From the article: “Policymakers have repeatedly called the battle against the novel coronavirus a war. As in wartime, federal expenditures are rising sharply while tax revenues are being hit by the lockdown. Both World War I and World War II—and, indeed, the Vietnam War—were followed by nasty bouts of inflation. If that happens again, policymakers today being cheered for their swift, decisive action will instead have to answer for their grave lack of foresight.”
Mark Hubert wrote a recent article at Market Watch, predicting that the market will crash in August. Is he right?
He believes that the market is technically back in a bull market. However, this is based on hope rather than cold hard facts. He points to the Great Depression which saw six bull markets between the 1929 stock market crash and 1939. Not too many people talk about those bull markets.
He also points to sentiment, which points to another low in the U.S. market.
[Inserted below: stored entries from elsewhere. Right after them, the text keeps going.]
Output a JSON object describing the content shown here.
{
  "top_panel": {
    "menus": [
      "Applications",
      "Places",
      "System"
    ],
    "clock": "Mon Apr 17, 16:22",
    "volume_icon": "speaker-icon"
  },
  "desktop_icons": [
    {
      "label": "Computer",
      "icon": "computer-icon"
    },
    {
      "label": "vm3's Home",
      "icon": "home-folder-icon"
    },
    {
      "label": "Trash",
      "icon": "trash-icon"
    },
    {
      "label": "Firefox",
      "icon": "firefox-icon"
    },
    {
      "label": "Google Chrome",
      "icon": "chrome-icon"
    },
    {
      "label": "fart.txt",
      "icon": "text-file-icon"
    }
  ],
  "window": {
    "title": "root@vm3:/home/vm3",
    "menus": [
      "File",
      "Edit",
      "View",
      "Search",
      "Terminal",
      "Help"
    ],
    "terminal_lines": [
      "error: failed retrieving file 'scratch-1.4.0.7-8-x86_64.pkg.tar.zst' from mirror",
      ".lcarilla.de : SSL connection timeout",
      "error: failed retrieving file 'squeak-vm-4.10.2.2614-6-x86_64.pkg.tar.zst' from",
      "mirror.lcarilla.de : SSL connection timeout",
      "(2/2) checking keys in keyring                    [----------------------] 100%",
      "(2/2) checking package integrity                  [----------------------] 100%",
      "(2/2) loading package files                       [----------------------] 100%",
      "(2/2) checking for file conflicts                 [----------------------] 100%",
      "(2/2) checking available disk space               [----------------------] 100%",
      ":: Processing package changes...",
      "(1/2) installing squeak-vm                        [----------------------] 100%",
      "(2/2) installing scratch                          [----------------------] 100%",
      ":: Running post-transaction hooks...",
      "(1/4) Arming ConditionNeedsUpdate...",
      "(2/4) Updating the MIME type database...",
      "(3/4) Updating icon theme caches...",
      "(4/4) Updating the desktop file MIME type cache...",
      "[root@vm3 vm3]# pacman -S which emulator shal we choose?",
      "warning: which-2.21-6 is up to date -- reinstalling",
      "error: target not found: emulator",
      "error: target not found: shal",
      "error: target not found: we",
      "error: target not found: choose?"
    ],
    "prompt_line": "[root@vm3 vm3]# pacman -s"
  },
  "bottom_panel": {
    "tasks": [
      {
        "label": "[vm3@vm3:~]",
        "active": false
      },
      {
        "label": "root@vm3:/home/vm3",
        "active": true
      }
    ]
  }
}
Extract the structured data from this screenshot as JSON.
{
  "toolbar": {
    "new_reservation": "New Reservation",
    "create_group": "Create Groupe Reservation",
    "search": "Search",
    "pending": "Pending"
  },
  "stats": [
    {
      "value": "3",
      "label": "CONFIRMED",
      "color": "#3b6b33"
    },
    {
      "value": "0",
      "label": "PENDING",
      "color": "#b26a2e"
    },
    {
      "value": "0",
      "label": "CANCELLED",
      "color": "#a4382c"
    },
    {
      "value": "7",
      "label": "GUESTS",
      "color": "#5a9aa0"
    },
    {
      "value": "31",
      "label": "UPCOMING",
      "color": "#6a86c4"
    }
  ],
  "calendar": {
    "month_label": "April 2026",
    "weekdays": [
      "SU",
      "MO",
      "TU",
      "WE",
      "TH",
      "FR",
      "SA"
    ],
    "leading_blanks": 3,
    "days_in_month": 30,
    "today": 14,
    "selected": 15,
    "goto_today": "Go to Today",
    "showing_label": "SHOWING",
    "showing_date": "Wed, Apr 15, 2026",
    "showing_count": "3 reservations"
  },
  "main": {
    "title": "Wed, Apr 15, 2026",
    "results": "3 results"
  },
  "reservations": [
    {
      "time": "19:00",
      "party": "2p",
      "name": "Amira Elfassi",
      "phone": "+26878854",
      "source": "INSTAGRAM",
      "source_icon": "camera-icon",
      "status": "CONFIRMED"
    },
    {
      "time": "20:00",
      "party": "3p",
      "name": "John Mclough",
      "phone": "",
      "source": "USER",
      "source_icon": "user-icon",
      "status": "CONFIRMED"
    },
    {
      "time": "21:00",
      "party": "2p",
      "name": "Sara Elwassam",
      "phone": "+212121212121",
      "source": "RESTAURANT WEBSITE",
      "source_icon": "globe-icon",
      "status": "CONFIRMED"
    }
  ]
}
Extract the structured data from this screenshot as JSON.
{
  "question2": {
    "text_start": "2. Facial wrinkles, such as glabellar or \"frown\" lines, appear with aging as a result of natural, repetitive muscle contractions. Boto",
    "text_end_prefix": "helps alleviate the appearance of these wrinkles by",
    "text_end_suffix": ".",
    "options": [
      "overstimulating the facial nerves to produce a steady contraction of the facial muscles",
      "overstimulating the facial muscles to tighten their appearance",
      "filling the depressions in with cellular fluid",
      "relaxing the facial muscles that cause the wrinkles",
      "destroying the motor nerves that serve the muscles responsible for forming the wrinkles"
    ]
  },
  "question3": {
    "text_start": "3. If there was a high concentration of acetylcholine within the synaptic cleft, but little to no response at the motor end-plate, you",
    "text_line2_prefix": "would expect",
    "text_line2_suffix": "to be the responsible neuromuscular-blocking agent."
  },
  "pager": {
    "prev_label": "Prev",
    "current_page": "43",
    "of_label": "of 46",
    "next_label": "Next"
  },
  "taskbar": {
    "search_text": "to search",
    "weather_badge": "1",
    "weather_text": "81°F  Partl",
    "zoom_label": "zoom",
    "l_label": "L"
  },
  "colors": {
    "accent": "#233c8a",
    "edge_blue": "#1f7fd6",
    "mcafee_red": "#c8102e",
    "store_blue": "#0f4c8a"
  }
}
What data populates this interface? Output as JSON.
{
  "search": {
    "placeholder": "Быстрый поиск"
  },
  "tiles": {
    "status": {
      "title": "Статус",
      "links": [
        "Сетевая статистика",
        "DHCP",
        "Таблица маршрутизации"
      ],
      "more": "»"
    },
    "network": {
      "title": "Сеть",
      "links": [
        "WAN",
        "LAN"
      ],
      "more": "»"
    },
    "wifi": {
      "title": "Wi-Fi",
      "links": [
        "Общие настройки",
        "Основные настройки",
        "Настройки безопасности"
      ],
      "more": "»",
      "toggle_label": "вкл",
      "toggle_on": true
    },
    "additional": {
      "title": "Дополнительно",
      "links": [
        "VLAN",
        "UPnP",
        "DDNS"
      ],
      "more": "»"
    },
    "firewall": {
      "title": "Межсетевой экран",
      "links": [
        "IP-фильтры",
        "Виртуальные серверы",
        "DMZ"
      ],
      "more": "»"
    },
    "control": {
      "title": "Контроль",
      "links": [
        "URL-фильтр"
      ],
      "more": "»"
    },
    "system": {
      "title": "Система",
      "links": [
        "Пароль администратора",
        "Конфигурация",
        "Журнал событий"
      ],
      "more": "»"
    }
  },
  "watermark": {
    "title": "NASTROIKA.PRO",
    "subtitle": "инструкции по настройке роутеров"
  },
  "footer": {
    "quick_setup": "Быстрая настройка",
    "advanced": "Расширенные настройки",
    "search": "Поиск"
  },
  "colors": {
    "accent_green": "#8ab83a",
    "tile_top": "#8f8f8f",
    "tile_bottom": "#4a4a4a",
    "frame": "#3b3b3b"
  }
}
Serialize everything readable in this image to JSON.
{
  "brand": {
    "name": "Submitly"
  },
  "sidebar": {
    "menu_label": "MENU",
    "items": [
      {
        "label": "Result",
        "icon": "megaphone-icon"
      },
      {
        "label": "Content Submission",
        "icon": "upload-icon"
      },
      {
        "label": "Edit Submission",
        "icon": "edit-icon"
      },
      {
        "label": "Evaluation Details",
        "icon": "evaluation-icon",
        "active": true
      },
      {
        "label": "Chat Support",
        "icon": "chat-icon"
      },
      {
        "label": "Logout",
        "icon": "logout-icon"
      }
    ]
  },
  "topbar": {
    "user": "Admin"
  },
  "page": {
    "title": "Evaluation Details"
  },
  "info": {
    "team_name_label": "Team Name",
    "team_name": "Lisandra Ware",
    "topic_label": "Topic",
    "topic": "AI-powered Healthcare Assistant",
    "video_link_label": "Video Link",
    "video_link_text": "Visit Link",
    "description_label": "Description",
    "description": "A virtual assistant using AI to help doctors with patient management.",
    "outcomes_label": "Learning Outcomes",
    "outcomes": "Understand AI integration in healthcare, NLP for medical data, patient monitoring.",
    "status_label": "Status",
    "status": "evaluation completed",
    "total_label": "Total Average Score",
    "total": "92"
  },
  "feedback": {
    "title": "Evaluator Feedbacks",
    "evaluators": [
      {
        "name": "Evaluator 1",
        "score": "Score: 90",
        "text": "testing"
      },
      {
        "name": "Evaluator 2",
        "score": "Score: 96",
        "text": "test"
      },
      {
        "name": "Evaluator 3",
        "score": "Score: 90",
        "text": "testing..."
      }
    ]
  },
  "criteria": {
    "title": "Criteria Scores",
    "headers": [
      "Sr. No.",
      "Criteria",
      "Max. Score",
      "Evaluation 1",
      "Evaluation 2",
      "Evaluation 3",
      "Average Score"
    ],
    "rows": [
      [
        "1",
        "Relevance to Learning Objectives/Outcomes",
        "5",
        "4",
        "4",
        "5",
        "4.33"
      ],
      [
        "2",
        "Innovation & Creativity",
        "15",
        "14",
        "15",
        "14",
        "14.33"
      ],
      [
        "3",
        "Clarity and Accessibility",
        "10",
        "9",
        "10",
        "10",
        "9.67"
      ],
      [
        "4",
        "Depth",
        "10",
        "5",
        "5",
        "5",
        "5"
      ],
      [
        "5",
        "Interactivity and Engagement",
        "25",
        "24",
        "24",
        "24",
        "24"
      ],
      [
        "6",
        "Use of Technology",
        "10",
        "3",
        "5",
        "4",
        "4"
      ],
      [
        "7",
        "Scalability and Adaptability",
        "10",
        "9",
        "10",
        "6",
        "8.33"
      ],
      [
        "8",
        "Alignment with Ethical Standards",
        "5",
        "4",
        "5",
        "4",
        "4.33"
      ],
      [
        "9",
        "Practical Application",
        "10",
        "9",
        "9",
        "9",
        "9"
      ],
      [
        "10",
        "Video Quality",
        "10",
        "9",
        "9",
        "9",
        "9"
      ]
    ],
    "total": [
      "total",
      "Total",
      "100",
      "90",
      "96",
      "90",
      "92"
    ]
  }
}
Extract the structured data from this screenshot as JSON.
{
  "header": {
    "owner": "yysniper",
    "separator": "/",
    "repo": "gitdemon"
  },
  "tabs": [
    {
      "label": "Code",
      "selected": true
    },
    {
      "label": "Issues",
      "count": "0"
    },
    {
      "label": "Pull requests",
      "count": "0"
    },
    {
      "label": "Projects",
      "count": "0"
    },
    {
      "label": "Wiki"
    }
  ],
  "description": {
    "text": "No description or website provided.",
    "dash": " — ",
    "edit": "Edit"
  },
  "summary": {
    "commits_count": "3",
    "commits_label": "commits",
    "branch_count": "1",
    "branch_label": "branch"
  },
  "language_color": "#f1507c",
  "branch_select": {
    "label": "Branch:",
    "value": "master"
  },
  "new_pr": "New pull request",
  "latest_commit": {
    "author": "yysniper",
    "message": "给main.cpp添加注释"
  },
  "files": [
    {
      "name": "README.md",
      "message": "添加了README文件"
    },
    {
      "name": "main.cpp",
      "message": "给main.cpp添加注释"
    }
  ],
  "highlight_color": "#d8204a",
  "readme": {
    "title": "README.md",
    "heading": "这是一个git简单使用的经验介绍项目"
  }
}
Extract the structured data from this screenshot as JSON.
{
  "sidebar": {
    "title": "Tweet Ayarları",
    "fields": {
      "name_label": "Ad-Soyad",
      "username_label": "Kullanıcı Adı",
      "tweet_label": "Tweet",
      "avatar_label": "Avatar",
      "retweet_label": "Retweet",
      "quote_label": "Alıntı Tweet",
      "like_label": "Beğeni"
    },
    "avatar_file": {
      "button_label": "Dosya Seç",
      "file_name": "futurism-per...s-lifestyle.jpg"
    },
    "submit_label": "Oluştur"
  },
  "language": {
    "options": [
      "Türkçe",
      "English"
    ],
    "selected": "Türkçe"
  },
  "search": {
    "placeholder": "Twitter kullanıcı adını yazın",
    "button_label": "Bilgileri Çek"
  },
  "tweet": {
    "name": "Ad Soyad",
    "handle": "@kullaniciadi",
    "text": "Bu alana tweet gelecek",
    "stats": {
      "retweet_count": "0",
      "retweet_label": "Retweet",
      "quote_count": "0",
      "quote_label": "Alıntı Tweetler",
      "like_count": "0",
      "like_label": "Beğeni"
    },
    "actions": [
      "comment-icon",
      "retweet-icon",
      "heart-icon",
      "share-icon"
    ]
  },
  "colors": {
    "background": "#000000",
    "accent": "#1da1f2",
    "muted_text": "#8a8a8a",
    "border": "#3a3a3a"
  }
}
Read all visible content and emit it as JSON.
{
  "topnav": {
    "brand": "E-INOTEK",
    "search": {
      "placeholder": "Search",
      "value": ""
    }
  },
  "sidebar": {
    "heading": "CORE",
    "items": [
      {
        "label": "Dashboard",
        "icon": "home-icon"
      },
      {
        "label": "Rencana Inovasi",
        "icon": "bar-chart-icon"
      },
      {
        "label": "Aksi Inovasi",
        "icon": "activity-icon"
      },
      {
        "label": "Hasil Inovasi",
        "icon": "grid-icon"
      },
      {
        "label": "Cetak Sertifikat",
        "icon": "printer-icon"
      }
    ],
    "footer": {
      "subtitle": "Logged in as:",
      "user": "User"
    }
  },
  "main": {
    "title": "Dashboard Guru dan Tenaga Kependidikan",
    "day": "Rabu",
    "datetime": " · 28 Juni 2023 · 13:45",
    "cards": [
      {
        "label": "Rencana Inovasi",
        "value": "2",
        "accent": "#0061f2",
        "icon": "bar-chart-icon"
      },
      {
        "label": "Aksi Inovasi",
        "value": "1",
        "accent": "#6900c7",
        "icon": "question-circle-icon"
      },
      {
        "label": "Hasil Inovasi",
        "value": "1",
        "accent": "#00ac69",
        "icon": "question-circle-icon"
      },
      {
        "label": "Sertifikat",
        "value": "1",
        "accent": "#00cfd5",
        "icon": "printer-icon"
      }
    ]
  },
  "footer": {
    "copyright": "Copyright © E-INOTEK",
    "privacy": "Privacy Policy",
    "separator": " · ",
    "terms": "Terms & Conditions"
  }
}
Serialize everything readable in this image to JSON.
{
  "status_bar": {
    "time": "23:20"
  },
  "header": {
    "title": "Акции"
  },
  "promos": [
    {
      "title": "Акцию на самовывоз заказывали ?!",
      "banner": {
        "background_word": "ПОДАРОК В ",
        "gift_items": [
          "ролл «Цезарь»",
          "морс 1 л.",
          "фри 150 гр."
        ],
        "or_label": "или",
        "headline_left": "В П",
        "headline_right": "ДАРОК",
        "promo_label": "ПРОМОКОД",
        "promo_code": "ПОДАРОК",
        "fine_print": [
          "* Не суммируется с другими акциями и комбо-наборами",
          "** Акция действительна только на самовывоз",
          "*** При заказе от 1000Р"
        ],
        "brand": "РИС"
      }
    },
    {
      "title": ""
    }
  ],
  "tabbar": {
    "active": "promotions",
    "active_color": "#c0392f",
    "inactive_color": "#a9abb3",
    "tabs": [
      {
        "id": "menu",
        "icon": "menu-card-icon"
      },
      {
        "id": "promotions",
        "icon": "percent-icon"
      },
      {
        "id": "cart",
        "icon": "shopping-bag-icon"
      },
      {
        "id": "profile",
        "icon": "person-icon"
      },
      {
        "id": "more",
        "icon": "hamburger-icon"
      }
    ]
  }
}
The usual pattern in a bear market brings about much pessimism and despair. And were not seeing that. Actually we’re seeing just the opposite right now.
So, when the bear market does finally hit its low, you’re probably going to be looking at putting your money into anything but equities altogether. Maybe you’ll see the market as nothing but a bear trap.
Mark compared sentiment and the market timers he monitors were more scared at the lows of those prior bear markets than they have been of late.
There’s a lot to be said of the government preparation and responsiveness to coronavirus. But, it seems the fed is doing all it can to shore up the economy. And it’s safe to say more help is coming.